In 1863, Alfred Brown recovered fossil material consisting of limb bones and vertebrae, in the lower Elliot Formation in the southeastern Free State. In 1866, Thomas Henry Huxley first described Euskelosaurus from Brown's fossil material, and named the holotype specimen Euskelosaurus browni after Brown. Harry Seeley later described Euskelosaurus in 1894, as did Friedrich von Huene in 1902. Since then, other researchers, including Robert Broom, have mentioned Euskelosaurus in their papers, although later papers refer to the material under the name Plateosauravus.

==Description==
Euskelosaurus is considered to have been a large, robust member of the sauropodomorph clade. Estimates from the existing fossil material measure this dinosaur at about 12.2 m in length and 7 MT in weight.
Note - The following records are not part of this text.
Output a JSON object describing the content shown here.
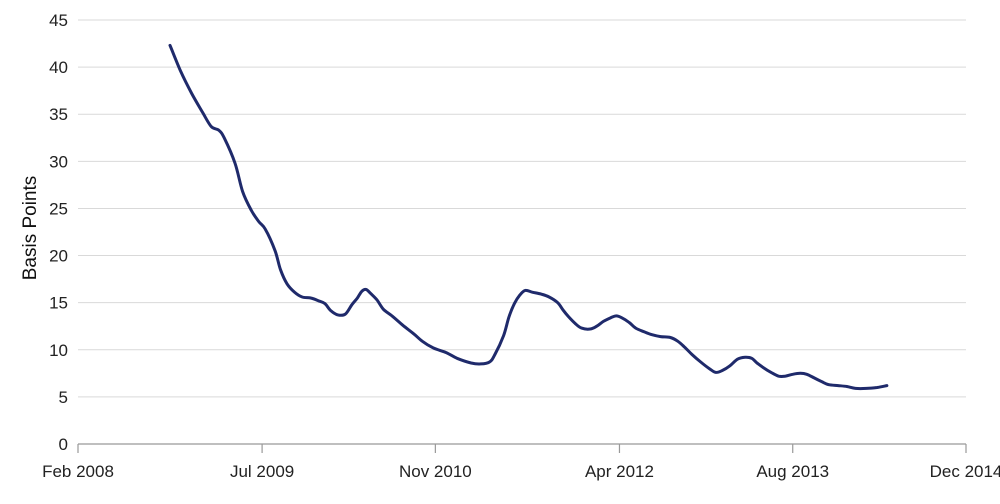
{
  "chart_data": {
    "type": "line",
    "title": "",
    "xlabel": "",
    "ylabel": "Basis Points",
    "ylim": [
      0,
      45
    ],
    "yticks": [
      0,
      5,
      10,
      15,
      20,
      25,
      30,
      35,
      40,
      45
    ],
    "xlim": [
      0,
      82
    ],
    "xticks": [
      {
        "t": 0,
        "label": "Feb 2008"
      },
      {
        "t": 17,
        "label": "Jul 2009"
      },
      {
        "t": 33,
        "label": "Nov 2010"
      },
      {
        "t": 50,
        "label": "Apr 2012"
      },
      {
        "t": 66,
        "label": "Aug 2013"
      },
      {
        "t": 82,
        "label": "Dec 2014"
      }
    ],
    "grid": true,
    "colors": {
      "line": "#1f2a6b",
      "grid": "#d9d9d9",
      "axis": "#999999"
    },
    "series": [
      {
        "name": "Basis Points",
        "points": [
          [
            8.5,
            42.3
          ],
          [
            9.5,
            39.5
          ],
          [
            10.5,
            37.2
          ],
          [
            11.5,
            35.2
          ],
          [
            12.3,
            33.7
          ],
          [
            13,
            33.3
          ],
          [
            13.5,
            32.5
          ],
          [
            14.5,
            29.8
          ],
          [
            15.2,
            26.8
          ],
          [
            16,
            24.8
          ],
          [
            16.7,
            23.6
          ],
          [
            17.3,
            22.8
          ],
          [
            18.2,
            20.5
          ],
          [
            18.7,
            18.5
          ],
          [
            19.3,
            17.0
          ],
          [
            20,
            16.1
          ],
          [
            20.7,
            15.6
          ],
          [
            21.5,
            15.5
          ],
          [
            22.2,
            15.2
          ],
          [
            22.8,
            14.9
          ],
          [
            23.3,
            14.2
          ],
          [
            24,
            13.7
          ],
          [
            24.7,
            13.8
          ],
          [
            25.3,
            14.8
          ],
          [
            25.8,
            15.5
          ],
          [
            26.2,
            16.2
          ],
          [
            26.6,
            16.4
          ],
          [
            27,
            16.0
          ],
          [
            27.6,
            15.3
          ],
          [
            28.2,
            14.3
          ],
          [
            29,
            13.6
          ],
          [
            30,
            12.6
          ],
          [
            31,
            11.7
          ],
          [
            31.8,
            10.9
          ],
          [
            32.8,
            10.2
          ],
          [
            34,
            9.7
          ],
          [
            35,
            9.1
          ],
          [
            36.3,
            8.6
          ],
          [
            37.2,
            8.5
          ],
          [
            38,
            8.7
          ],
          [
            38.5,
            9.5
          ],
          [
            39.3,
            11.5
          ],
          [
            39.8,
            13.5
          ],
          [
            40.3,
            14.9
          ],
          [
            40.8,
            15.8
          ],
          [
            41.3,
            16.3
          ],
          [
            42,
            16.1
          ],
          [
            42.8,
            15.9
          ],
          [
            43.5,
            15.6
          ],
          [
            44.3,
            15.0
          ],
          [
            44.8,
            14.2
          ],
          [
            45.3,
            13.5
          ],
          [
            45.9,
            12.8
          ],
          [
            46.5,
            12.3
          ],
          [
            47.3,
            12.2
          ],
          [
            47.9,
            12.5
          ],
          [
            48.5,
            13.0
          ],
          [
            49.2,
            13.4
          ],
          [
            49.7,
            13.6
          ],
          [
            50.2,
            13.4
          ],
          [
            50.9,
            12.9
          ],
          [
            51.5,
            12.3
          ],
          [
            52.3,
            11.9
          ],
          [
            53,
            11.6
          ],
          [
            53.8,
            11.4
          ],
          [
            54.7,
            11.3
          ],
          [
            55.4,
            10.9
          ],
          [
            56,
            10.3
          ],
          [
            56.7,
            9.5
          ],
          [
            57.5,
            8.7
          ],
          [
            58.3,
            8.0
          ],
          [
            58.9,
            7.6
          ],
          [
            59.5,
            7.8
          ],
          [
            60.2,
            8.3
          ],
          [
            60.9,
            9.0
          ],
          [
            61.6,
            9.2
          ],
          [
            62.2,
            9.1
          ],
          [
            62.7,
            8.6
          ],
          [
            63.3,
            8.1
          ],
          [
            64,
            7.6
          ],
          [
            64.7,
            7.2
          ],
          [
            65.3,
            7.2
          ],
          [
            66,
            7.4
          ],
          [
            66.7,
            7.5
          ],
          [
            67.3,
            7.4
          ],
          [
            68,
            7.0
          ],
          [
            68.7,
            6.6
          ],
          [
            69.3,
            6.3
          ],
          [
            70.2,
            6.2
          ],
          [
            71,
            6.1
          ],
          [
            71.8,
            5.9
          ],
          [
            72.8,
            5.9
          ],
          [
            73.8,
            6.0
          ],
          [
            74.7,
            6.2
          ]
        ]
      }
    ]
  }
}
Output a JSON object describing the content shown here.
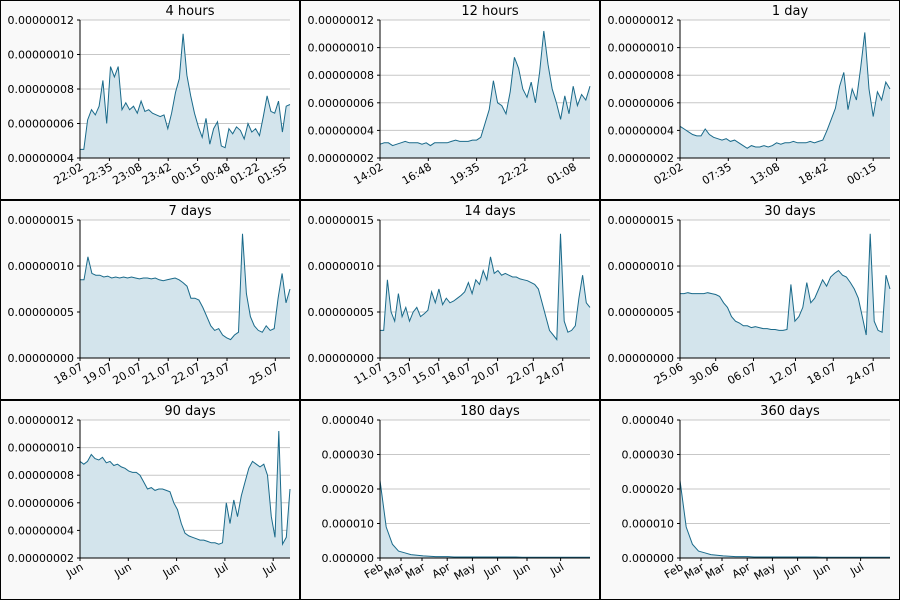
{
  "chart_data": [
    {
      "type": "area",
      "title": "4 hours",
      "ylim": [
        4e-08,
        1.2e-07
      ],
      "yticks": [
        "0.00000004",
        "0.00000006",
        "0.00000008",
        "0.00000010",
        "0.00000012"
      ],
      "xticks": [
        "22:02",
        "22:35",
        "23:08",
        "23:42",
        "00:15",
        "00:48",
        "01:22",
        "01:55"
      ],
      "xtick_pos": [
        0,
        0.14,
        0.28,
        0.42,
        0.56,
        0.7,
        0.84,
        0.97
      ],
      "values": [
        4.5e-08,
        4.5e-08,
        6.2e-08,
        6.8e-08,
        6.5e-08,
        7e-08,
        8.5e-08,
        6e-08,
        9.3e-08,
        8.7e-08,
        9.3e-08,
        6.8e-08,
        7.2e-08,
        6.8e-08,
        7e-08,
        6.6e-08,
        7.3e-08,
        6.7e-08,
        6.8e-08,
        6.6e-08,
        6.5e-08,
        6.4e-08,
        6.5e-08,
        5.7e-08,
        6.6e-08,
        7.8e-08,
        8.6e-08,
        1.12e-07,
        8.8e-08,
        7.6e-08,
        6.6e-08,
        5.8e-08,
        5.2e-08,
        6.3e-08,
        4.8e-08,
        5.7e-08,
        6.1e-08,
        4.7e-08,
        4.6e-08,
        5.7e-08,
        5.4e-08,
        5.8e-08,
        5.6e-08,
        5.1e-08,
        6e-08,
        5.5e-08,
        5.7e-08,
        5.3e-08,
        6.4e-08,
        7.6e-08,
        6.7e-08,
        6.6e-08,
        7.3e-08,
        5.5e-08,
        7e-08,
        7.1e-08
      ]
    },
    {
      "type": "area",
      "title": "12 hours",
      "ylim": [
        2e-08,
        1.2e-07
      ],
      "yticks": [
        "0.00000002",
        "0.00000004",
        "0.00000006",
        "0.00000008",
        "0.00000010",
        "0.00000012"
      ],
      "xticks": [
        "14:02",
        "16:48",
        "19:35",
        "22:22",
        "01:08"
      ],
      "xtick_pos": [
        0,
        0.23,
        0.46,
        0.69,
        0.92
      ],
      "values": [
        3e-08,
        3.1e-08,
        3.1e-08,
        2.9e-08,
        3e-08,
        3.1e-08,
        3.2e-08,
        3.1e-08,
        3.1e-08,
        3.1e-08,
        3e-08,
        3.1e-08,
        2.9e-08,
        3.1e-08,
        3.1e-08,
        3.1e-08,
        3.1e-08,
        3.2e-08,
        3.3e-08,
        3.2e-08,
        3.2e-08,
        3.2e-08,
        3.3e-08,
        3.3e-08,
        3.5e-08,
        4.5e-08,
        5.5e-08,
        7.6e-08,
        6e-08,
        5.8e-08,
        5.2e-08,
        6.8e-08,
        9.3e-08,
        8.5e-08,
        7e-08,
        6.4e-08,
        7.5e-08,
        6e-08,
        8.2e-08,
        1.12e-07,
        8.8e-08,
        7e-08,
        6e-08,
        4.8e-08,
        6.5e-08,
        5.2e-08,
        7.2e-08,
        5.8e-08,
        6.6e-08,
        6.2e-08,
        7.2e-08
      ]
    },
    {
      "type": "area",
      "title": "1 day",
      "ylim": [
        2e-08,
        1.2e-07
      ],
      "yticks": [
        "0.00000002",
        "0.00000004",
        "0.00000006",
        "0.00000008",
        "0.00000010",
        "0.00000012"
      ],
      "xticks": [
        "02:02",
        "07:35",
        "13:08",
        "18:42",
        "00:15"
      ],
      "xtick_pos": [
        0,
        0.23,
        0.46,
        0.69,
        0.92
      ],
      "values": [
        4.3e-08,
        4.1e-08,
        3.9e-08,
        3.7e-08,
        3.6e-08,
        3.6e-08,
        4.1e-08,
        3.7e-08,
        3.5e-08,
        3.4e-08,
        3.3e-08,
        3.4e-08,
        3.2e-08,
        3.3e-08,
        3.1e-08,
        2.9e-08,
        2.7e-08,
        2.9e-08,
        2.8e-08,
        2.8e-08,
        2.9e-08,
        2.8e-08,
        2.9e-08,
        3.1e-08,
        3e-08,
        3.1e-08,
        3.1e-08,
        3.2e-08,
        3.1e-08,
        3.1e-08,
        3.1e-08,
        3.2e-08,
        3.1e-08,
        3.2e-08,
        3.3e-08,
        4e-08,
        4.8e-08,
        5.6e-08,
        7.2e-08,
        8.2e-08,
        5.5e-08,
        7e-08,
        6.2e-08,
        8.5e-08,
        1.11e-07,
        7e-08,
        5e-08,
        6.8e-08,
        6.2e-08,
        7.5e-08,
        7e-08
      ]
    },
    {
      "type": "area",
      "title": "7 days",
      "ylim": [
        0,
        1.5e-07
      ],
      "yticks": [
        "0.00000000",
        "0.00000005",
        "0.00000010",
        "0.00000015"
      ],
      "xticks": [
        "18.07",
        "19.07",
        "20.07",
        "21.07",
        "22.07",
        "23.07",
        "25.07"
      ],
      "xtick_pos": [
        0,
        0.14,
        0.28,
        0.42,
        0.56,
        0.7,
        0.93
      ],
      "values": [
        8.5e-08,
        8.5e-08,
        1.1e-07,
        9.2e-08,
        9e-08,
        9e-08,
        8.8e-08,
        8.9e-08,
        8.7e-08,
        8.8e-08,
        8.7e-08,
        8.8e-08,
        8.7e-08,
        8.8e-08,
        8.7e-08,
        8.6e-08,
        8.7e-08,
        8.7e-08,
        8.6e-08,
        8.7e-08,
        8.5e-08,
        8.4e-08,
        8.5e-08,
        8.6e-08,
        8.7e-08,
        8.5e-08,
        8.2e-08,
        7.8e-08,
        6.5e-08,
        6.5e-08,
        6.3e-08,
        5.5e-08,
        4.5e-08,
        3.5e-08,
        3e-08,
        3.2e-08,
        2.5e-08,
        2.2e-08,
        2e-08,
        2.5e-08,
        2.8e-08,
        1.35e-07,
        7e-08,
        4.5e-08,
        3.5e-08,
        3e-08,
        2.8e-08,
        3.5e-08,
        3e-08,
        3.2e-08,
        6.5e-08,
        9.2e-08,
        6e-08,
        7.5e-08
      ]
    },
    {
      "type": "area",
      "title": "14 days",
      "ylim": [
        0,
        1.5e-07
      ],
      "yticks": [
        "0.00000000",
        "0.00000005",
        "0.00000010",
        "0.00000015"
      ],
      "xticks": [
        "11.07",
        "13.07",
        "15.07",
        "18.07",
        "20.07",
        "22.07",
        "24.07"
      ],
      "xtick_pos": [
        0,
        0.14,
        0.28,
        0.42,
        0.56,
        0.73,
        0.87
      ],
      "values": [
        3e-08,
        3e-08,
        8.5e-08,
        5e-08,
        4e-08,
        7e-08,
        4.5e-08,
        5.5e-08,
        4e-08,
        5e-08,
        5.5e-08,
        4.5e-08,
        4.8e-08,
        5.2e-08,
        7.2e-08,
        6e-08,
        7.5e-08,
        5.8e-08,
        6.5e-08,
        6e-08,
        6.2e-08,
        6.5e-08,
        6.8e-08,
        7.2e-08,
        8.2e-08,
        7e-08,
        8.5e-08,
        8e-08,
        9.5e-08,
        8.5e-08,
        1.1e-07,
        9.2e-08,
        9.5e-08,
        9e-08,
        9.2e-08,
        9e-08,
        8.8e-08,
        8.8e-08,
        8.6e-08,
        8.5e-08,
        8.4e-08,
        8.2e-08,
        8e-08,
        7.5e-08,
        6e-08,
        4.5e-08,
        3e-08,
        2.5e-08,
        2e-08,
        1.35e-07,
        4e-08,
        2.8e-08,
        3e-08,
        3.5e-08,
        6.5e-08,
        9e-08,
        6e-08,
        5.5e-08
      ]
    },
    {
      "type": "area",
      "title": "30 days",
      "ylim": [
        0,
        1.5e-07
      ],
      "yticks": [
        "0.00000000",
        "0.00000005",
        "0.00000010",
        "0.00000015"
      ],
      "xticks": [
        "25.06",
        "30.06",
        "06.07",
        "12.07",
        "18.07",
        "24.07"
      ],
      "xtick_pos": [
        0,
        0.17,
        0.35,
        0.55,
        0.73,
        0.92
      ],
      "values": [
        7e-08,
        7e-08,
        7.1e-08,
        7e-08,
        7e-08,
        7e-08,
        7e-08,
        7.1e-08,
        7e-08,
        6.9e-08,
        6.7e-08,
        6e-08,
        5.5e-08,
        4.5e-08,
        4e-08,
        3.8e-08,
        3.5e-08,
        3.5e-08,
        3.3e-08,
        3.4e-08,
        3.3e-08,
        3.2e-08,
        3.2e-08,
        3.1e-08,
        3.1e-08,
        3e-08,
        3e-08,
        3.1e-08,
        8e-08,
        4e-08,
        4.5e-08,
        5.5e-08,
        8.2e-08,
        6e-08,
        6.5e-08,
        7.5e-08,
        8.5e-08,
        7.8e-08,
        8.8e-08,
        9.2e-08,
        9.5e-08,
        9e-08,
        8.8e-08,
        8.2e-08,
        7.5e-08,
        6.5e-08,
        4.5e-08,
        2.5e-08,
        1.35e-07,
        4e-08,
        3e-08,
        2.8e-08,
        9e-08,
        7.5e-08
      ]
    },
    {
      "type": "area",
      "title": "90 days",
      "ylim": [
        2e-08,
        1.2e-07
      ],
      "yticks": [
        "0.00000002",
        "0.00000004",
        "0.00000006",
        "0.00000008",
        "0.00000010",
        "0.00000012"
      ],
      "xticks": [
        "Jun",
        "Jun",
        "Jun",
        "Jul",
        "Jul"
      ],
      "xtick_pos": [
        0,
        0.23,
        0.46,
        0.69,
        0.92
      ],
      "values": [
        9e-08,
        8.8e-08,
        9e-08,
        9.5e-08,
        9.2e-08,
        9.1e-08,
        9.3e-08,
        8.9e-08,
        9e-08,
        8.7e-08,
        8.8e-08,
        8.6e-08,
        8.5e-08,
        8.3e-08,
        8.2e-08,
        8.2e-08,
        8e-08,
        7.5e-08,
        7e-08,
        7.1e-08,
        6.9e-08,
        7e-08,
        7e-08,
        6.9e-08,
        6.8e-08,
        6e-08,
        5.5e-08,
        4.5e-08,
        3.8e-08,
        3.6e-08,
        3.5e-08,
        3.4e-08,
        3.3e-08,
        3.3e-08,
        3.2e-08,
        3.1e-08,
        3.1e-08,
        3e-08,
        3.1e-08,
        6e-08,
        4.5e-08,
        6.2e-08,
        5e-08,
        6.5e-08,
        7.5e-08,
        8.5e-08,
        9e-08,
        8.8e-08,
        8.6e-08,
        8.8e-08,
        8e-08,
        5e-08,
        3.5e-08,
        1.12e-07,
        3e-08,
        3.5e-08,
        7e-08
      ]
    },
    {
      "type": "area",
      "title": "180 days",
      "ylim": [
        0,
        4e-05
      ],
      "yticks": [
        "0.000000",
        "0.000010",
        "0.000020",
        "0.000030",
        "0.000040"
      ],
      "xticks": [
        "Feb",
        "Mar",
        "Mar",
        "Apr",
        "May",
        "Jun",
        "Jun",
        "Jul"
      ],
      "xtick_pos": [
        0,
        0.1,
        0.2,
        0.32,
        0.44,
        0.56,
        0.7,
        0.86
      ],
      "values": [
        2.25e-05,
        9e-06,
        4e-06,
        2e-06,
        1.5e-06,
        1e-06,
        8e-07,
        6e-07,
        5e-07,
        4e-07,
        4e-07,
        4e-07,
        3e-07,
        3e-07,
        3e-07,
        3e-07,
        3e-07,
        3e-07,
        3e-07,
        3e-07,
        3e-07,
        3e-07,
        3e-07,
        2e-07,
        2e-07,
        2e-07,
        2e-07,
        2e-07,
        2e-07,
        2e-07,
        2e-07,
        2e-07,
        2e-07,
        2e-07,
        2e-07
      ]
    },
    {
      "type": "area",
      "title": "360 days",
      "ylim": [
        0,
        4e-05
      ],
      "yticks": [
        "0.000000",
        "0.000010",
        "0.000020",
        "0.000030",
        "0.000040"
      ],
      "xticks": [
        "Feb",
        "Mar",
        "Mar",
        "Apr",
        "May",
        "Jun",
        "Jun",
        "Jul"
      ],
      "xtick_pos": [
        0,
        0.1,
        0.2,
        0.32,
        0.44,
        0.56,
        0.7,
        0.86
      ],
      "values": [
        2.25e-05,
        9e-06,
        4e-06,
        2e-06,
        1.5e-06,
        1e-06,
        8e-07,
        6e-07,
        5e-07,
        4e-07,
        4e-07,
        4e-07,
        3e-07,
        3e-07,
        3e-07,
        3e-07,
        3e-07,
        3e-07,
        3e-07,
        3e-07,
        3e-07,
        3e-07,
        3e-07,
        2e-07,
        2e-07,
        2e-07,
        2e-07,
        2e-07,
        2e-07,
        2e-07,
        2e-07,
        2e-07,
        2e-07,
        2e-07,
        2e-07
      ]
    }
  ],
  "colors": {
    "line": "#1a6a8a",
    "fill": "#d3e4ec",
    "grid": "#c7c7c7",
    "axis": "#000000",
    "panel_bg": "#f9f9f9",
    "plot_bg": "#ffffff"
  }
}
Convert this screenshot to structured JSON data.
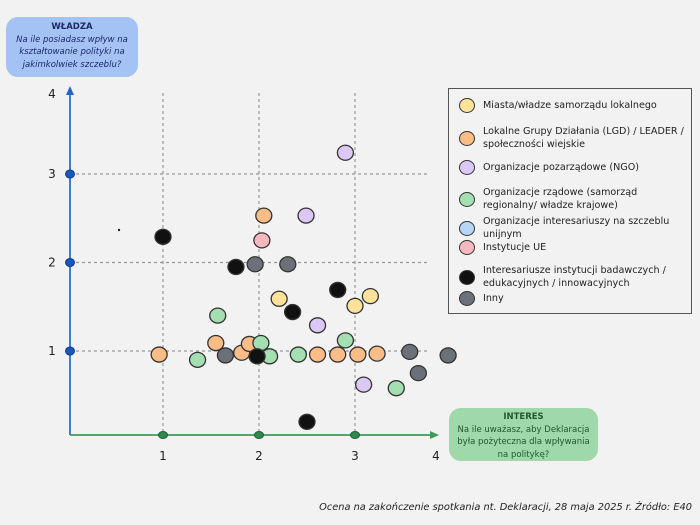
{
  "power_box": {
    "title": "WŁADZA",
    "question": "Na ile posiadasz wpływ na kształtowanie polityki na jakimkolwiek szczeblu?"
  },
  "interest_box": {
    "title": "INTERES",
    "question": "Na ile uważasz, aby Deklaracja była pożyteczna dla wpływania na politykę?"
  },
  "footer": "Ocena na zakończenie spotkania nt. Deklaracji, 28 maja 2025 r. Źródło: E40",
  "legend": [
    {
      "key": "miasta",
      "label": "Miasta/władze samorządu lokalnego",
      "color": "#ffe29a"
    },
    {
      "key": "lgd",
      "label": "Lokalne Grupy Działania (LGD) / LEADER / społeczności wiejskie",
      "color": "#fbbd85"
    },
    {
      "key": "ngo",
      "label": "Organizacje pozarządowe (NGO)",
      "color": "#dcc8f7"
    },
    {
      "key": "rzad",
      "label": "Organizacje rządowe (samorząd regionalny/ władze krajowe)",
      "color": "#a3dfb0"
    },
    {
      "key": "unijne",
      "label": "Organizacje interesariuszy na szczeblu unijnym",
      "color": "#b6d6f8"
    },
    {
      "key": "ue",
      "label": "Instytucje UE",
      "color": "#f7b8c0"
    },
    {
      "key": "badawcze",
      "label": "Interesariusze instytucji badawczych / edukacyjnych / innowacyjnych",
      "color": "#111111"
    },
    {
      "key": "inny",
      "label": "Inny",
      "color": "#6b7178"
    }
  ],
  "chart_data": {
    "type": "scatter",
    "title": "",
    "xlabel": "INTERES",
    "ylabel": "WŁADZA",
    "xlim": [
      0,
      4
    ],
    "ylim": [
      0,
      4
    ],
    "x_ticks": [
      "1",
      "2",
      "3",
      "4"
    ],
    "y_ticks": [
      "1",
      "2",
      "3",
      "4"
    ],
    "grid": "dashed at 1, 2, 3",
    "legend_position": "right",
    "axis_colors": {
      "x": "#3f9a57",
      "y": "#2e6fc2"
    },
    "points": [
      {
        "series": "miasta",
        "x": 2.21,
        "y": 1.59
      },
      {
        "series": "miasta",
        "x": 3.0,
        "y": 1.51
      },
      {
        "series": "miasta",
        "x": 3.16,
        "y": 1.62
      },
      {
        "series": "lgd",
        "x": 0.96,
        "y": 0.96
      },
      {
        "series": "lgd",
        "x": 2.05,
        "y": 2.53
      },
      {
        "series": "lgd",
        "x": 1.55,
        "y": 1.09
      },
      {
        "series": "lgd",
        "x": 1.82,
        "y": 0.98
      },
      {
        "series": "lgd",
        "x": 1.9,
        "y": 1.08
      },
      {
        "series": "lgd",
        "x": 2.61,
        "y": 0.96
      },
      {
        "series": "lgd",
        "x": 2.82,
        "y": 0.96
      },
      {
        "series": "lgd",
        "x": 3.03,
        "y": 0.96
      },
      {
        "series": "lgd",
        "x": 3.23,
        "y": 0.97
      },
      {
        "series": "ngo",
        "x": 2.9,
        "y": 3.24
      },
      {
        "series": "ngo",
        "x": 2.49,
        "y": 2.53
      },
      {
        "series": "ngo",
        "x": 2.61,
        "y": 1.29
      },
      {
        "series": "ngo",
        "x": 3.09,
        "y": 0.62
      },
      {
        "series": "rzad",
        "x": 1.36,
        "y": 0.9
      },
      {
        "series": "rzad",
        "x": 1.57,
        "y": 1.4
      },
      {
        "series": "rzad",
        "x": 2.02,
        "y": 1.09
      },
      {
        "series": "rzad",
        "x": 2.11,
        "y": 0.94
      },
      {
        "series": "rzad",
        "x": 2.41,
        "y": 0.96
      },
      {
        "series": "rzad",
        "x": 2.9,
        "y": 1.12
      },
      {
        "series": "rzad",
        "x": 3.43,
        "y": 0.58
      },
      {
        "series": "ue",
        "x": 2.03,
        "y": 2.25
      },
      {
        "series": "badawcze",
        "x": 1.0,
        "y": 2.29
      },
      {
        "series": "badawcze",
        "x": 1.76,
        "y": 1.95
      },
      {
        "series": "badawcze",
        "x": 1.98,
        "y": 0.94
      },
      {
        "series": "badawcze",
        "x": 2.35,
        "y": 1.44
      },
      {
        "series": "badawcze",
        "x": 2.82,
        "y": 1.69
      },
      {
        "series": "badawcze",
        "x": 2.5,
        "y": 0.2
      },
      {
        "series": "inny",
        "x": 1.65,
        "y": 0.95
      },
      {
        "series": "inny",
        "x": 1.96,
        "y": 1.98
      },
      {
        "series": "inny",
        "x": 2.3,
        "y": 1.98
      },
      {
        "series": "inny",
        "x": 3.57,
        "y": 0.99
      },
      {
        "series": "inny",
        "x": 3.66,
        "y": 0.75
      },
      {
        "series": "inny",
        "x": 3.97,
        "y": 0.95
      }
    ]
  }
}
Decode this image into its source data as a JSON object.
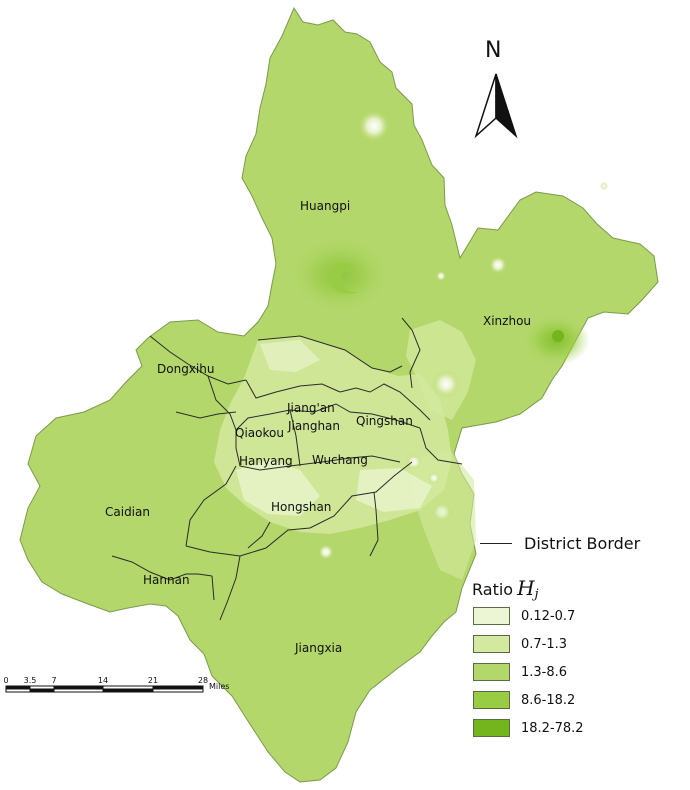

With such parameters it was one of the largest non-sauropod ("prosauropod") sauropodomorphs. Its bones are robust and it had a graviportal limb arrangement, a key character trait of basal sauropodomorphs.

==Classification==
While paleontologists generally consider Euskelosaurus a basal plateosaurid sauropodomorph, it has recently been considered a nomen dubium and a “waste-basket” taxon with poorly understood phylogenetic relationships, warranting further study.